IP-based rate limiting alone is bypassable. Common vectors:

  • Spoofing X-Forwarded-For or X-Real-IP: if the application uses these headers to determine the client address, the attacker sets them to arbitrary values. Trust these headers only when the load balancer or proxy that sets them is within the trusted network boundary and the application accepts them only from that known upstream.

  • Path variation: /api/v1/login, /api/v1/login/, and /API/V1/LOGIN may be treated as different paths by a naïve key function. Normalise the path before keying.

  • Distributed requests: many source IPs, one target account. Per-account limits (keyed on the authenticated user or the submitted username) catch this where per-IP limits do not.

Flask-Limiter supports custom key functions. For authenticated endpoints, rate by user identity rather than IP:

from flask_limiter import Limiter
from flask_limiter.util import get_remote_address
from flask import g

def authenticated_user_key():
    if hasattr(g, "current_user") and g.current_user:
        return f"user:{g.current_user.id}"
    return get_remote_address()

limiter = Limiter(authenticated_user_key, app=app)

@app.route("/api/settings", methods=["POST"])
@limiter.limit("20 per minute")
def update_settings():
    ...

For unauthenticated endpoints, nginx limit_req provides a layer before requests reach the application at all:

limit_req_zone $binary_remote_addr zone=login:10m rate=5r/m;

location /api/auth/login {
    limit_req zone=login burst=3 nodelay;
}

$binary_remote_addr uses the connection address, not any forwarded header.

Window semantics

Fixed-window limits (reset at clock boundaries) can be double-spent: an attacker sends the full budget at the end of one window and the full budget at the start of the next, effectively doubling the allowed rate over a short period.
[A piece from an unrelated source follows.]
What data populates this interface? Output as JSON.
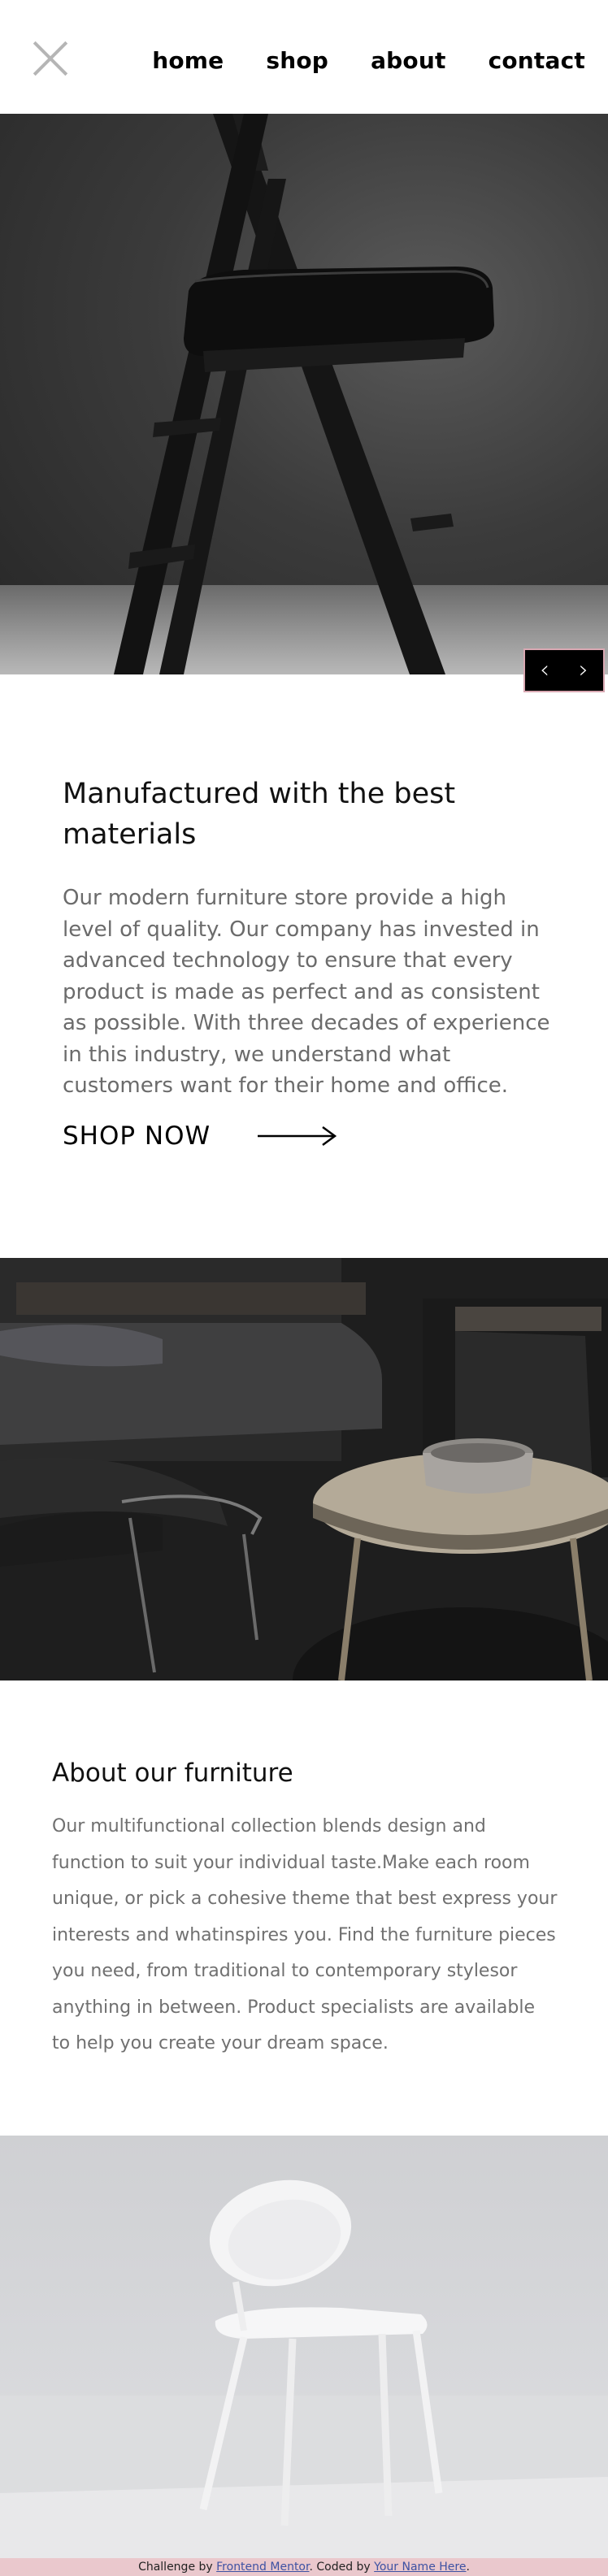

A sliding window, counting requests in the past N seconds from the moment of the current request, closes this gap. Redis-backed token bucket or sliding log implementations are common for this.

Lockout and account enumeration

Account lockout on repeated failed authentication is worth combining with rate limiting. Lockout without rate limiting allows an attacker to lock out arbitrary accounts through a denial-of-service path. Rate limiting without lockout allows slow brute-force that stays under the limit indefinitely. The combination, with gradual delays rather than hard lockout, is more resistant to both paths.

Error responses on failed authentication do not distinguish between “username not found” and “password incorrect”: both return the same message and, ideally, the same response time. Response time variation on the “username not found” path (a short-circuit return) versus the “password incorrect” path (a full hash comparison) is a timing oracle. A dummy hash comparison on the not-found path normalises the timing.